想到此处,不禁警惕起来,叫来一个侍卫严加守卫。
不过是两日的功夫,容离便等到了单嬷嬷,因现在的身份不宜暴露,所以她是早上跟着送菜的大娘进来的。见到容离之时,神情有些复杂,只将自己暗中查到的事情都大致与容离提了一下,随之又想起陛下的态度,又终于看清楚了那柳文洲的狼子野心,以后想来不会在为他伤神了,而且这中间没有了柳文洲这个阻挡,也许陛下能与容离成为朋友,那样的话,以后便算是靠上了商家这颗大树。
最重要的是,单嬷嬷昨晚才收到消息,现在商墨羽已经是商家未来的家主了,而商墨羽待容离如何,大家的心中甚是有数了。
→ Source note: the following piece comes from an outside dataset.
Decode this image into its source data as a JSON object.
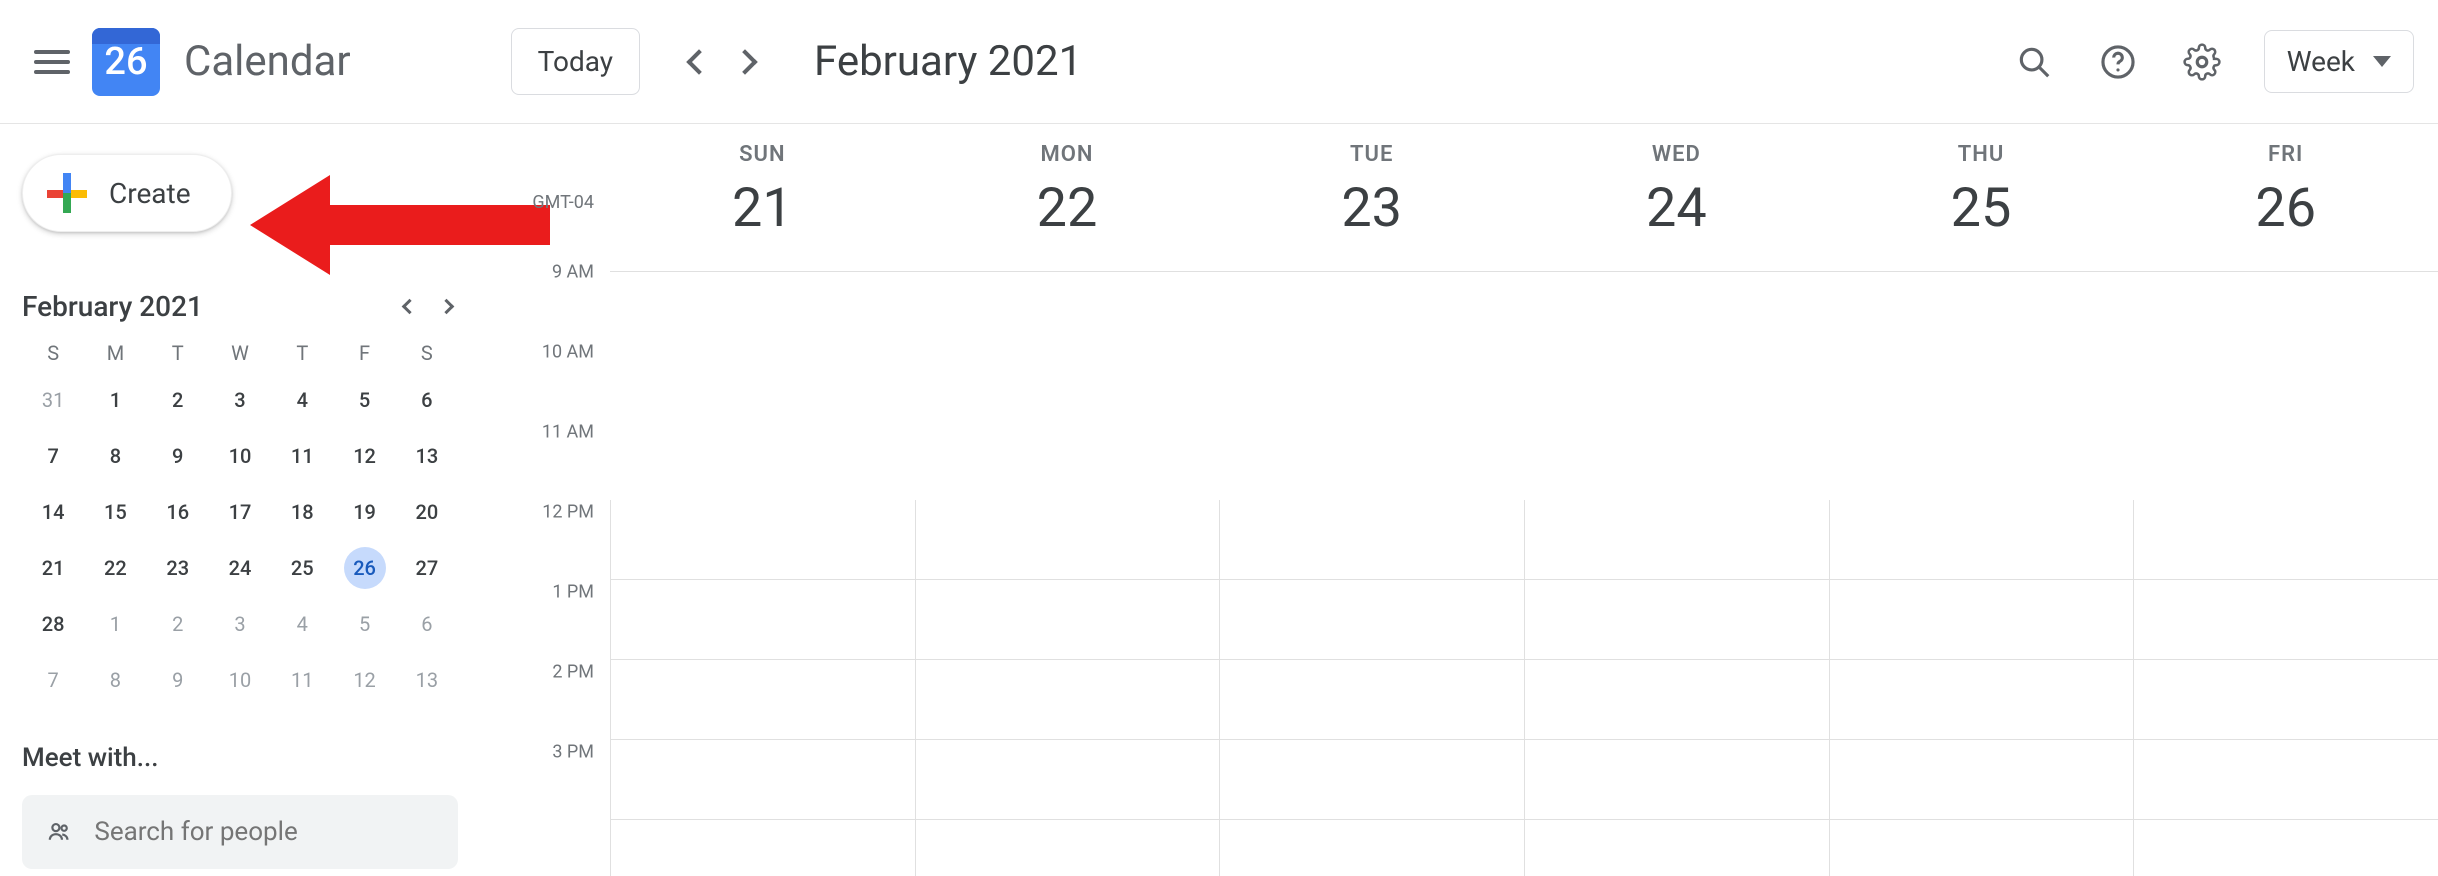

在不是阶下囚,容离待她便也有了几分客气,还上了茶水。暖阁里只留了那个南黎的女人跟在身边伺候,她很是随意的站在容离身后,穿了一双与容离一般的软底鞋站在铺着厚厚的地毯上。若是在此之前,单嬷嬷竟然觉得这个侍女实在是不懂规矩,可是在知道她的身份以后,着实吓了一跳,她竟然是南黎一个什么族族长的女儿,若是按照中原的规矩来,她也算得上是个郡主,可是现在去心甘情愿当作是一个婢女般的伺候在这容离的身旁。
单嬷嬷也忍不住的想,容离究竟何德何能,不过很快就想到了容家。当初的越国容家,那是何等的荣耀,而容氏一族,与南黎之间也有着外人说不清道不明的复杂关系。
所以对于容离的身份,单嬷嬷不敢在轻视。因此今日的态度也都放得谦卑了许多。
“对了。”容离忽然想起那钟离玄樾的事情,便提醒道:“东翼国的小国舅可就在大都,而且与你们柳皇君还相见甚欢。”
单嬷嬷一下还没能反应过来,随之想到了这小国舅不就是东翼皇帝送来的密函里提过的人么?而且还让陛下发军与他一并去东翼,可是现在单嬷嬷还没找到这位小国家,柳文洲却已经跟他联系上了?而且容离说是相见甚欢,只怕是两人想打个什么坏主意吧?
见到单嬷嬷突然间变得难看的脸色,容离不由得有些怀疑起来,莫不是她们早就知道了?就在容离疑惑之时,单嬷嬷却已经起身来告辞了,神情显得有些急促。
容离自没有多留她,只是叫人暗中跟了上去,中午回来的侍卫就将那单嬷嬷为何急匆匆而且的原因告诉了容离。
得知东翼国皇帝如此相信钟离玄樾,容离也有些小小的震惊,她还从来没有见过哪个天子这般相信群臣的,而且这钟离玄樾是个外戚。
容离突然觉得自己根本没有必要管了,而且现在最要紧的就是防着钟离玄樾就是了。因此待到晚上阿加纳塔回来的时候,便让他不必在日日出去,安然在这里等着答案便是。
果然,才第二日,任家一家便放了出来,不止是归还了爵位,而且还官升两级。随之宫中又传出消息来,柳皇君突然患病,卧病在床,手上的政事全部交换由女皇陛下处理。
常欢常年来在柳文洲面前的软弱,以至于让那柳文洲对她早就没了防备,谁知她这不出手便罢了,一出手便一鸣惊人,以迅雷不及掩耳之势将柳文洲挫得回不过神来。
而任家的人这一放出来,几乎整个户部,便是先前统一上奏折弹劾任家的群臣也在第一时间被止住,而主办这件事情的竟然是任家的人。这可谓三十年河西,三十年河东,风水轮流转,恐怕放在昨日,户部那些人根本没有想到这样的结果吧!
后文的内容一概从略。